DeepSec is an annual in depth security conference held in Vienna, Austria, organised by DeepSec GmbH. It has been running since 2007 and is known for its non vendor biased program covering computer, network, and application security. Co founder René Pfeiffer is one of the long standing figures behind the event.
2. When and where is DeepSec 2026 happening?
DeepSec 2026 takes place from November 17 to 20, 2026 at the Renaissance Wien Hotel in Vienna, Austria. The first two days are reserved for hands on trainings, and the last two days are dedicated to conference talks.
3. How much does a DeepSec 2026 ticket cost?
Early bird conference tickets for the two day talks portion start at around 793 EUR excluding VAT. Business tickets, which include DeepINTEL access, accommodation, and other perks, start at around 2,465 EUR early bird excluding VAT. Training prices vary by course and are often arranged via email.
4. Does DeepSec cover AI security topics?
Yes. The 2026 call for papers specifically invites talks on the use of large language models for both defensive and offensive security. Recent editions have included sessions on prompt injection, adversarial machine learning, post quantum cryptography, and AI assisted red team tooling.
5. Is there an official DeepSec GitHub for tools and slides?
Not in a centralised way. The conference does not run a unified GitHub organisation for talk materials. Speakers typically publish slides and tools on their own repositories, and these are linked from individual talk announcements on blog.deepsec.net. Be careful, the GitHub accounts named DeepSec prover and vercel labs deepsec are unrelated to the Vienna conference.

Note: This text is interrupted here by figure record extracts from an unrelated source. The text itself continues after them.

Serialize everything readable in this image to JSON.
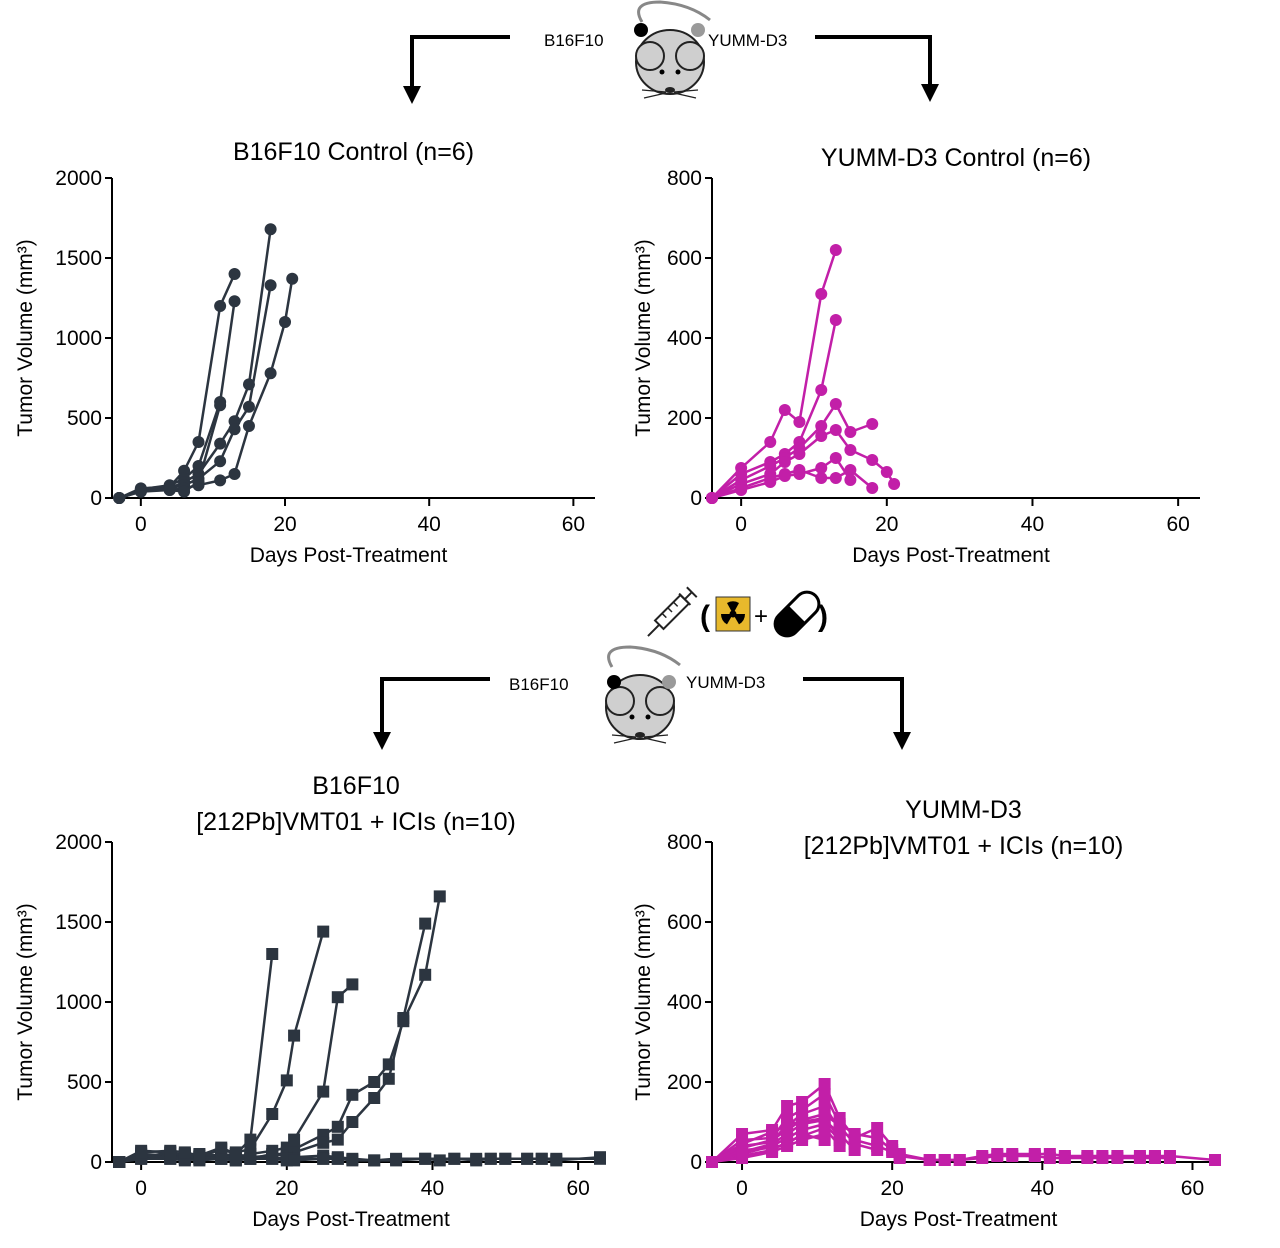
{
  "top_schematic": {
    "left_tumor": "B16F10",
    "right_tumor": "YUMM-D3",
    "left_tumor_color": "#000000",
    "right_tumor_color": "#9a9a9a"
  },
  "treatment_schematic": {
    "left_tumor": "B16F10",
    "right_tumor": "YUMM-D3",
    "icons": [
      "syringe-icon",
      "radiation-icon",
      "capsule-icon"
    ],
    "open_paren": "(",
    "plus": "+",
    "close_paren": ")",
    "radiation_color": "#e8b92c"
  },
  "chart_data": [
    {
      "type": "line",
      "title": [
        "B16F10 Control  (n=6)"
      ],
      "xlabel": "Days Post-Treatment",
      "ylabel": "Tumor Volume (mm³)",
      "xticks": [
        0,
        20,
        40,
        60
      ],
      "yticks": [
        0,
        500,
        1000,
        1500,
        2000
      ],
      "xlim": [
        -4,
        63
      ],
      "ylim": [
        0,
        2000
      ],
      "marker": "circle",
      "color": "#2c3540",
      "series": [
        {
          "x": [
            -3,
            0,
            4,
            6,
            8,
            11,
            13
          ],
          "y": [
            0,
            60,
            70,
            170,
            350,
            1200,
            1400
          ]
        },
        {
          "x": [
            -3,
            0,
            4,
            6,
            8,
            11,
            13
          ],
          "y": [
            0,
            55,
            80,
            120,
            200,
            600,
            1230
          ]
        },
        {
          "x": [
            -3,
            0,
            4,
            6,
            8,
            11,
            13,
            15,
            18
          ],
          "y": [
            0,
            50,
            60,
            100,
            150,
            340,
            480,
            710,
            1680
          ]
        },
        {
          "x": [
            -3,
            0,
            4,
            6,
            8,
            11,
            13,
            15,
            18
          ],
          "y": [
            0,
            40,
            60,
            80,
            120,
            230,
            430,
            570,
            1330
          ]
        },
        {
          "x": [
            -3,
            0,
            4,
            6,
            8,
            11,
            13,
            15,
            18,
            20,
            21
          ],
          "y": [
            0,
            45,
            50,
            60,
            80,
            110,
            150,
            450,
            780,
            1100,
            1370
          ]
        },
        {
          "x": [
            -3,
            0,
            4,
            6,
            8,
            11
          ],
          "y": [
            0,
            40,
            50,
            40,
            100,
            580
          ]
        }
      ]
    },
    {
      "type": "line",
      "title": [
        "YUMM-D3 Control  (n=6)"
      ],
      "xlabel": "Days Post-Treatment",
      "ylabel": "Tumor Volume (mm³)",
      "xticks": [
        0,
        20,
        40,
        60
      ],
      "yticks": [
        0,
        200,
        400,
        600,
        800
      ],
      "xlim": [
        -4,
        63
      ],
      "ylim": [
        0,
        800
      ],
      "marker": "circle",
      "color": "#c21fa8",
      "series": [
        {
          "x": [
            -4,
            0,
            4,
            6,
            8,
            11,
            13
          ],
          "y": [
            0,
            75,
            140,
            220,
            190,
            510,
            620
          ]
        },
        {
          "x": [
            -4,
            0,
            4,
            6,
            8,
            11,
            13
          ],
          "y": [
            0,
            60,
            90,
            110,
            140,
            270,
            445
          ]
        },
        {
          "x": [
            -4,
            0,
            4,
            6,
            8,
            11,
            13,
            15,
            18
          ],
          "y": [
            0,
            45,
            80,
            100,
            125,
            180,
            235,
            165,
            185
          ]
        },
        {
          "x": [
            -4,
            0,
            4,
            6,
            8,
            11,
            13,
            15,
            18,
            20,
            21
          ],
          "y": [
            0,
            35,
            60,
            90,
            110,
            155,
            170,
            120,
            95,
            65,
            35
          ]
        },
        {
          "x": [
            -4,
            0,
            4,
            6,
            8,
            11,
            13,
            15,
            18
          ],
          "y": [
            0,
            25,
            50,
            60,
            70,
            50,
            50,
            70,
            25
          ]
        },
        {
          "x": [
            -4,
            0,
            4,
            6,
            8,
            11,
            13,
            15
          ],
          "y": [
            0,
            20,
            40,
            55,
            60,
            75,
            100,
            45
          ]
        }
      ]
    },
    {
      "type": "line",
      "title": [
        "B16F10",
        "[212Pb]VMT01 + ICIs (n=10)"
      ],
      "xlabel": "Days Post-Treatment",
      "ylabel": "Tumor Volume (mm³)",
      "xticks": [
        0,
        20,
        40,
        60
      ],
      "yticks": [
        0,
        500,
        1000,
        1500,
        2000
      ],
      "xlim": [
        -4,
        63
      ],
      "ylim": [
        0,
        2000
      ],
      "marker": "square",
      "color": "#2c3540",
      "series": [
        {
          "x": [
            -3,
            0,
            4,
            6,
            8,
            11,
            13,
            15,
            18
          ],
          "y": [
            0,
            70,
            60,
            40,
            30,
            80,
            50,
            140,
            1300
          ]
        },
        {
          "x": [
            -3,
            0,
            4,
            6,
            8,
            11,
            13,
            15,
            18,
            20,
            21,
            25
          ],
          "y": [
            0,
            40,
            30,
            50,
            40,
            30,
            60,
            80,
            300,
            510,
            790,
            1440
          ]
        },
        {
          "x": [
            -3,
            0,
            4,
            6,
            8,
            11,
            13,
            15,
            18,
            20,
            21,
            25,
            27,
            29
          ],
          "y": [
            0,
            30,
            40,
            30,
            20,
            40,
            30,
            50,
            70,
            90,
            140,
            440,
            1030,
            1110
          ]
        },
        {
          "x": [
            -3,
            0,
            4,
            6,
            8,
            11,
            13,
            15,
            18,
            20,
            21,
            25,
            27,
            29,
            32,
            34,
            36,
            39,
            41
          ],
          "y": [
            0,
            20,
            30,
            20,
            20,
            30,
            20,
            30,
            40,
            60,
            80,
            170,
            220,
            420,
            500,
            610,
            880,
            1170,
            1660
          ]
        },
        {
          "x": [
            -3,
            0,
            4,
            6,
            8,
            11,
            13,
            15,
            18,
            20,
            21,
            25,
            27,
            29,
            32,
            34,
            36,
            39
          ],
          "y": [
            0,
            30,
            20,
            30,
            30,
            20,
            30,
            20,
            50,
            40,
            60,
            120,
            140,
            250,
            400,
            520,
            900,
            1490
          ]
        },
        {
          "x": [
            -3,
            0,
            4,
            6,
            8,
            11,
            13,
            15,
            18,
            20,
            21,
            25,
            27,
            29,
            32,
            35,
            39,
            41,
            43,
            46,
            48,
            50,
            53,
            55,
            57,
            63
          ],
          "y": [
            0,
            20,
            20,
            10,
            20,
            30,
            20,
            30,
            20,
            10,
            30,
            40,
            30,
            20,
            10,
            20,
            20,
            10,
            20,
            20,
            20,
            20,
            20,
            20,
            20,
            20
          ]
        },
        {
          "x": [
            -3,
            0,
            4,
            6,
            8,
            11,
            13,
            15,
            18,
            20,
            21,
            25,
            27,
            29,
            32,
            35,
            39,
            43,
            46,
            48,
            50,
            53,
            55,
            57,
            63
          ],
          "y": [
            0,
            50,
            40,
            30,
            50,
            40,
            30,
            20,
            20,
            30,
            20,
            20,
            20,
            10,
            10,
            10,
            20,
            20,
            10,
            20,
            20,
            20,
            20,
            10,
            30
          ]
        },
        {
          "x": [
            -3,
            0,
            4,
            6,
            8,
            11,
            13,
            15,
            18,
            20,
            21,
            25,
            27
          ],
          "y": [
            0,
            30,
            60,
            40,
            30,
            20,
            10,
            20,
            30,
            20,
            10,
            20,
            20
          ]
        },
        {
          "x": [
            -3,
            0,
            4,
            6,
            8,
            11,
            13
          ],
          "y": [
            0,
            40,
            30,
            20,
            10,
            20,
            10
          ]
        },
        {
          "x": [
            -3,
            0,
            4,
            6,
            8,
            11,
            13,
            15
          ],
          "y": [
            0,
            60,
            70,
            60,
            40,
            90,
            50,
            30
          ]
        }
      ]
    },
    {
      "type": "line",
      "title": [
        "YUMM-D3",
        "[212Pb]VMT01 + ICIs (n=10)"
      ],
      "xlabel": "Days Post-Treatment",
      "ylabel": "Tumor Volume (mm³)",
      "xticks": [
        0,
        20,
        40,
        60
      ],
      "yticks": [
        0,
        200,
        400,
        600,
        800
      ],
      "xlim": [
        -4,
        63
      ],
      "ylim": [
        0,
        800
      ],
      "marker": "square",
      "color": "#c21fa8",
      "series": [
        {
          "x": [
            -4,
            0,
            4,
            6,
            8,
            11,
            13,
            15,
            18,
            20,
            21,
            25,
            27,
            29,
            32,
            34,
            36,
            39,
            41,
            43,
            46,
            48,
            50,
            53,
            55,
            57,
            63
          ],
          "y": [
            0,
            70,
            80,
            140,
            150,
            195,
            110,
            60,
            85,
            40,
            20,
            5,
            5,
            5,
            15,
            20,
            20,
            20,
            20,
            15,
            15,
            15,
            15,
            15,
            15,
            15,
            5
          ]
        },
        {
          "x": [
            -4,
            0,
            4,
            6,
            8,
            11,
            13,
            15,
            18,
            20,
            21,
            25,
            27,
            29,
            32,
            34,
            36,
            39,
            41,
            43,
            46,
            48,
            50,
            53,
            55,
            57
          ],
          "y": [
            0,
            55,
            60,
            110,
            130,
            170,
            95,
            70,
            60,
            30,
            15,
            5,
            5,
            5,
            10,
            15,
            15,
            15,
            10,
            10,
            10,
            10,
            10,
            10,
            10,
            10
          ]
        },
        {
          "x": [
            -4,
            0,
            4,
            6,
            8,
            11,
            13,
            15,
            18,
            20,
            21
          ],
          "y": [
            0,
            45,
            75,
            90,
            120,
            140,
            80,
            55,
            40,
            25,
            10
          ]
        },
        {
          "x": [
            -4,
            0,
            4,
            6,
            8,
            11,
            13,
            15,
            18
          ],
          "y": [
            0,
            35,
            55,
            80,
            105,
            120,
            90,
            45,
            30
          ]
        },
        {
          "x": [
            -4,
            0,
            4,
            6,
            8,
            11,
            13,
            15
          ],
          "y": [
            0,
            25,
            45,
            70,
            95,
            105,
            70,
            30
          ]
        },
        {
          "x": [
            -4,
            0,
            4,
            6,
            8,
            11,
            13
          ],
          "y": [
            0,
            20,
            40,
            60,
            80,
            95,
            55
          ]
        },
        {
          "x": [
            -4,
            0,
            4,
            6,
            8,
            11,
            13
          ],
          "y": [
            0,
            15,
            30,
            50,
            65,
            85,
            40
          ]
        },
        {
          "x": [
            -4,
            0,
            4,
            6,
            8,
            11
          ],
          "y": [
            0,
            10,
            25,
            40,
            55,
            70
          ]
        },
        {
          "x": [
            -4,
            0,
            4,
            6,
            8,
            11
          ],
          "y": [
            0,
            30,
            35,
            45,
            70,
            55
          ]
        },
        {
          "x": [
            -4,
            0,
            4,
            6,
            8,
            11,
            13
          ],
          "y": [
            0,
            40,
            50,
            95,
            100,
            110,
            60
          ]
        }
      ]
    }
  ]
}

6. How does DeepSec login or account access work?
There is no single DeepSec login portal. Tickets are managed through Pretix at pretix.eu/deepsec, and order links are sent by email. The call for papers uses a separate submission page on deepsec.net. DeepINTEL access is invitation only and uses a vetting process rather than self service registration.
7. What kind of trainings are offered at DeepSec 2026?

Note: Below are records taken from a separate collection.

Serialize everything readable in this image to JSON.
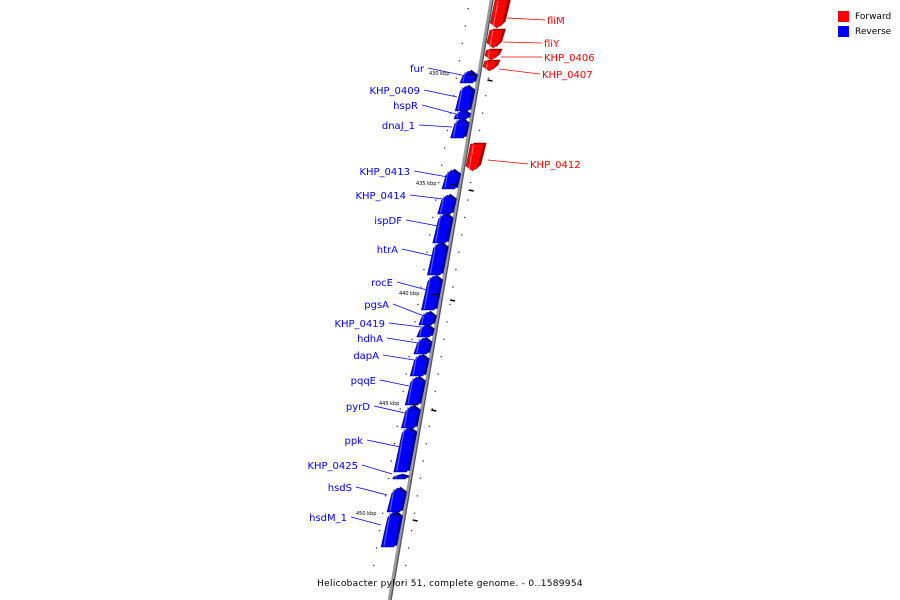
{
  "legend": {
    "forward": {
      "label": "Forward",
      "color": "#ff0000"
    },
    "reverse": {
      "label": "Reverse",
      "color": "#0000ff"
    }
  },
  "caption": "Helicobacter pylori 51, complete genome. - 0..1589954",
  "ticks": [
    "430 kbp",
    "435 kbp",
    "440 kbp",
    "445 kbp",
    "450 kbp"
  ],
  "genes": [
    {
      "name": "fliM",
      "strand": "forward"
    },
    {
      "name": "fliY",
      "strand": "forward"
    },
    {
      "name": "KHP_0406",
      "strand": "forward"
    },
    {
      "name": "KHP_0407",
      "strand": "forward"
    },
    {
      "name": "fur",
      "strand": "reverse"
    },
    {
      "name": "KHP_0409",
      "strand": "reverse"
    },
    {
      "name": "hspR",
      "strand": "reverse"
    },
    {
      "name": "dnaJ_1",
      "strand": "reverse"
    },
    {
      "name": "KHP_0412",
      "strand": "forward"
    },
    {
      "name": "KHP_0413",
      "strand": "reverse"
    },
    {
      "name": "KHP_0414",
      "strand": "reverse"
    },
    {
      "name": "ispDF",
      "strand": "reverse"
    },
    {
      "name": "htrA",
      "strand": "reverse"
    },
    {
      "name": "rocE",
      "strand": "reverse"
    },
    {
      "name": "pgsA",
      "strand": "reverse"
    },
    {
      "name": "KHP_0419",
      "strand": "reverse"
    },
    {
      "name": "hdhA",
      "strand": "reverse"
    },
    {
      "name": "dapA",
      "strand": "reverse"
    },
    {
      "name": "pqqE",
      "strand": "reverse"
    },
    {
      "name": "pyrD",
      "strand": "reverse"
    },
    {
      "name": "ppk",
      "strand": "reverse"
    },
    {
      "name": "KHP_0425",
      "strand": "reverse"
    },
    {
      "name": "hsdS",
      "strand": "reverse"
    },
    {
      "name": "hsdM_1",
      "strand": "reverse"
    }
  ]
}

Trainings are two day deep dives. Recent topics include full stack web application attacks, threat modeling, eCrime intelligence, covert entry against mechanical and electronic locks, mobile penetration testing for Android and iOS, and stealthy red team tradecraft. Each course needs a minimum of five participants to run.
8. Is DeepSec worth attending compared to bigger conferences?
It depends on what you want. DeepSec is smaller and more intimate than events like Black Hat or DEF CON, with a stronger focus on novelty and honest research over vendor showcases. If you value direct access to speakers, a single track style, and serious training, it is worth the trip. If you want a giant expo floor and celebrity keynotes, you will be happier elsewhere.
9. Does DeepSec offer remote or virtual attendance?
Limited. The conference has experimented with live streaming for some editions, but the main experience is firmly in person. Most trainings are not delivered remotely, and the Hacker's Lounge networking value really only exists on site.
10. How can I submit a talk or training to DeepSec?
Submissions go through the call for papers form at deepsec.net/cfp. The deadline for the 2026 edition was July 31, 2026 at 23:59 CEST, though late submissions are sometimes considered to fill remaining slots. The program committee evaluates entries based on novelty, quality, and impact rather than speaker pedigree.